После потрясения и похорон своей разбитой жизни ее храброе здравомыслящее существо принялось бороться за то, чтобы устоять на ногах и не рухнуть. Она была не из тех, кто открыто выказывает чувства. Возможно, он так до конца и не узнал, как сильно она любила его и в какой степени жизнь ее зависела от его жизни.
Эта мысль внезапно пришла ей в голову, и Мэри приободрилась.
— А зачем ему вообще что-то знать? — спросила она себя и добавила: — По крайней мере у меня есть дочь!
Не успело взойти солнце, как она составила план.
Присланные деньги, которые она поначалу хотела разорвать в клочки и сжечь, Мэри аккуратно отложила в сторону.
— Он прислал их для дочери, — сказала она. — Ей они очень пригодятся.
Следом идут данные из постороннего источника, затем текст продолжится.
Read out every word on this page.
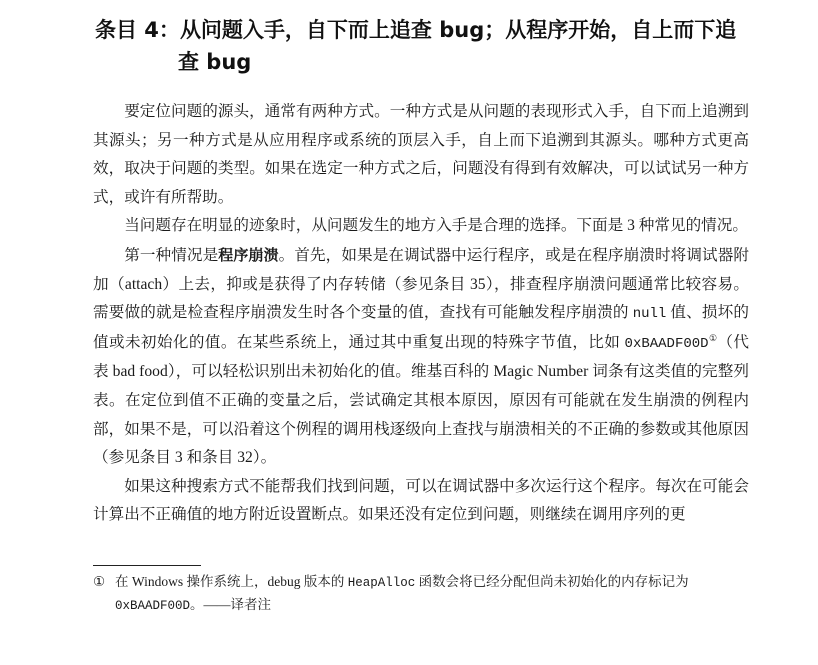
条目 4：从问题入手，自下而上追查 bug；从程序开始，自上而下追
查 bug

要定位问题的源头，通常有两种方式。一种方式是从问题的表现形式入手，自下而上追溯到其源头；另一种方式是从应用程序或系统的顶层入手，自上而下追溯到其源头。哪种方式更高效，取决于问题的类型。如果在选定一种方式之后，问题没有得到有效解决，可以试试另一种方式，或许有所帮助。

当问题存在明显的迹象时，从问题发生的地方入手是合理的选择。下面是 3 种常见的情况。

第一种情况是程序崩溃。首先，如果是在调试器中运行程序，或是在程序崩溃时将调试器附加（attach）上去，抑或是获得了内存转储（参见条目 35），排查程序崩溃问题通常比较容易。需要做的就是检查程序崩溃发生时各个变量的值，查找有可能触发程序崩溃的 null 值、损坏的值或未初始化的值。在某些系统上，通过其中重复出现的特殊字节值，比如 0xBAADF00D①（代表 bad food），可以轻松识别出未初始化的值。维基百科的 Magic Number 词条有这类值的完整列表。在定位到值不正确的变量之后，尝试确定其根本原因，原因有可能就在发生崩溃的例程内部，如果不是，可以沿着这个例程的调用栈逐级向上查找与崩溃相关的不正确的参数或其他原因（参见条目 3 和条目 32）。

如果这种搜索方式不能帮我们找到问题，可以在调试器中多次运行这个程序。每次在可能会计算出不正确值的地方附近设置断点。如果还没有定位到问题，则继续在调用序列的更

① 在 Windows 操作系统上，debug 版本的 HeapAlloc 函数会将已经分配但尚未初始化的内存标记为
0xBAADF00D。——译者注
Она сдала квартирку вместе с мебелью своим друзьям, молодой паре, мечтавшей как раз о таком тихом гнездышке. Потом купила траурный наряд, не очень броский и изысканный, взяла малютку Молли и отправилась на Юг.
В дивном краю, куда стремятся побитые жизнью люди, нетрудно найти несведущих и неумелых женщин, бедных вдов, пытающихся начать свое дело, опираясь на скудные знания. А именно: выйти из тихой гавани «ведения домашнего хозяйства» в бурное море «содержания пансиона».
Согласная на скромные условия из-за ребенка, прекрасно справляющаяся с хорошо знакомой работой, предлагающая внимание и сочувствие, основанные на собственных переживаниях, миссис Мейн вскоре стала совершенно незаменимой для одной из таких дам-хозяек.
Когда ее новая нанимательница спросила о муже, Мэри прижала к глазам платок и ответила:
— Он оставил меня. Мне очень больно о нем говорить.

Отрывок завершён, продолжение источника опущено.